第三話 誓い
突きつけられた銃を俺はあんぐりと見つめていた。
ああ、あの地獄の試験を超えた俺がこんなところで死んでしまうのか。そんな感情が渦巻く。
短い生涯とはいえ色んなことをした、勉強だけの人生ではなかったといいたい。
「俺は違うんだ、そんな暗殺なんて大それたこと出来ない」
必死の弁明をするが
「問答無用だ」
葉月は俺に向けて銃弾を発射する。俺は死を覚悟した。
発砲音が鳴り響いた。
「あれ……」
俺は死んでない、それどころかピンピンしてる怪我一つない。
「どうやらお前は本当に無罪のようだな」
「えーっとどういう」
「今弾を発射する素振りを見せた。君が犯人なら殺されまいと抵抗をするはずだ、何もせず目を瞑っていた時点で君はただの一般人と証明されたわけだ」
「よかったあーーーー」
彼女は俺のことを試していたのだ。とにかくこれで俺の命は救われたわけだ。
「僕にとって良くはないんだがな、僕の持っている手がかりが全て途絶えたわけだ」
残念そうにしょぼんとした表情をする葉月楓。さっきまで男装をしているから気が付かなかったが、非常に可愛い顔たちをしているなとかそんなことを思った。
「君は本当は理一を受けようと思ったわけだろう?」
話を振られ現実に戻される。
「ああそうだよ」
「なら頭はいいんだろう? 僕の犯人探しを手伝ってくれ」
「えーーーー」
せっかく命が助かったのにまた命を危険に晒すような真似はしたくなかった。それに何の見返りが俺にあるのだろうか。
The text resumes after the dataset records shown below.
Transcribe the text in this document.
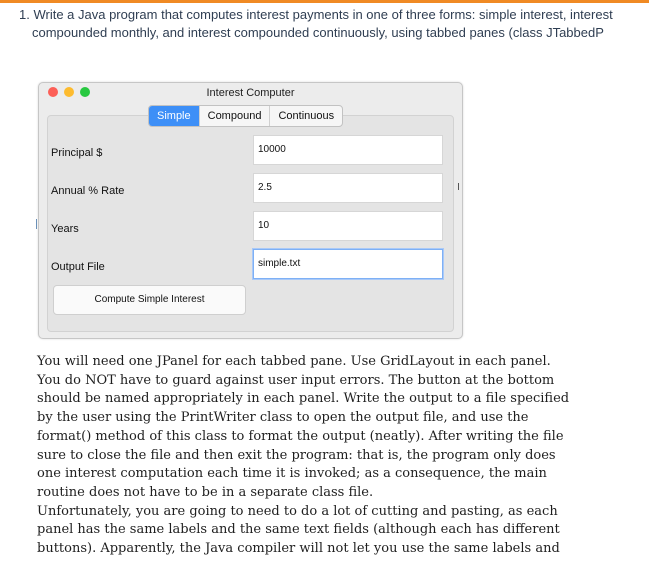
1. Write a Java program that computes interest payments in one of three forms: simple interest, interest
compounded monthly, and interest compounded continuously, using tabbed panes (class JTabbedP
Interest Computer
Simple	Compound	Continuous
Principal $	10000
Annual % Rate	2.5
Years	10
Output File	simple.txt
Compute Simple Interest

You will need one JPanel for each tabbed pane. Use GridLayout in each panel.

You do NOT have to guard against user input errors. The button at the bottom

should be named appropriately in each panel. Write the output to a file specified

by the user using the PrintWriter class to open the output file, and use the

format() method of this class to format the output (neatly). After writing the file

sure to close the file and then exit the program: that is, the program only does

one interest computation each time it is invoked; as a consequence, the main

routine does not have to be in a separate class file.

Unfortunately, you are going to need to do a lot of cutting and pasting, as each

panel has the same labels and the same text fields (although each has different

buttons). Apparently, the Java compiler will not let you use the same labels and
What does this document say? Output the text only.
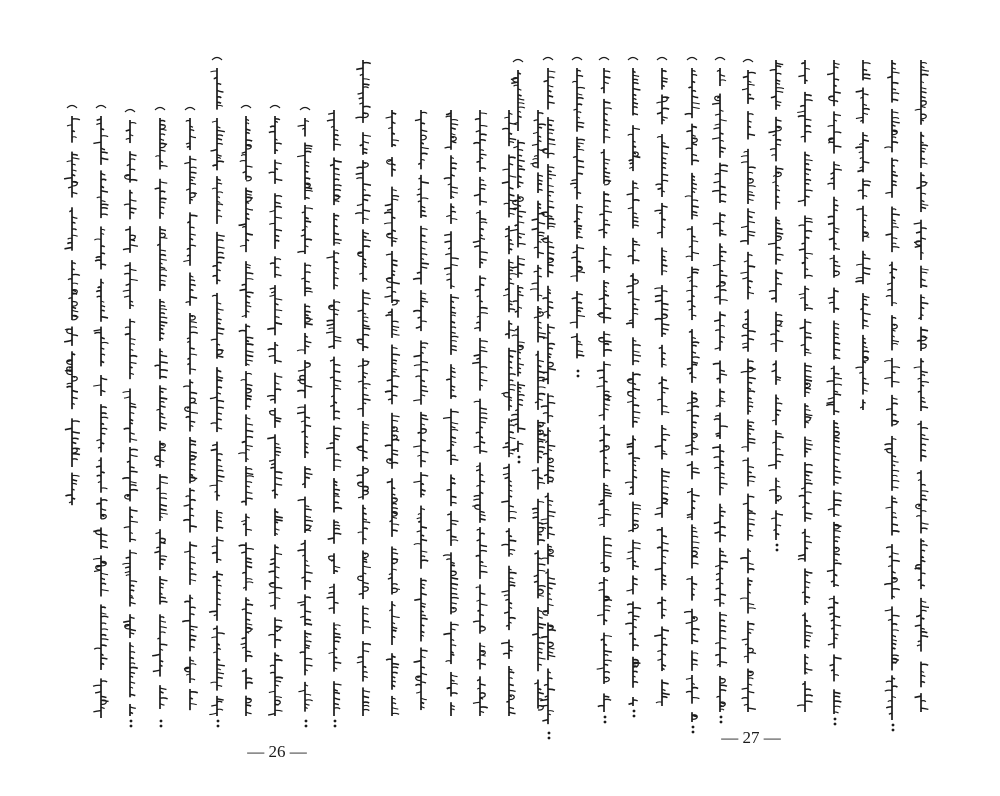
— 26 —
— 27 —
「もちろん見返りはある、14%これが何の数字か分かるか?」
「えっと分からない……」
「これはな東京大学理科四類の生徒が無事三年生になれず途中で死んでしまう確率なのだ」
「そんな……」
「教授も常に目を光らせてるがそれでも私闘は存在するのだ。 そして三年生になればお前が元の道へ戻れる方法がある」
「まさか進振り」
「そうだ、三年生まで生き残れれば進振りで工学や医学や様々な学部に行くことができる。 最も殺人学部からそこへ行くやつなんて今までに例はないがな」
それはそうだ、俺たちが殺人学部の存在を知らなかったのもそういう理由かもしれない。
「分かったよ、なら契約だ。 この二年間君は俺の命を守ってくれ。 その代わり」
「私の兄を殺した下手人の犯人探しに手伝ってもらう」
ぎゅっと僕と彼女は握手をした。
一方、それを見ている。男が2人
「Dr.Jよ、無事2人は接触出来たようだな」
「はい、全ては首尾よく回ってます」
「東京大学の事務局に忍び込ませ願書を改竄させたり、地下コロッセオキャンパスの試験場ではお前にバレないように彼を助けるという退任を負わせた」
「いいんですよ、結局生き返れたし」
「そうお前に俺は感謝している、だから」
「死んでくれ」
もう1人の男が指を鳴らすとDr.Jの下半身は消失した。
「ぐわああああああああああグきゃああああああああああああああ」
Dr.Jは絶命した。
「私は誰とも関わりを持つわけには行かぬのだ。 さてこの体もそろそろだな」
男は眼下の二人を見てから去っていった。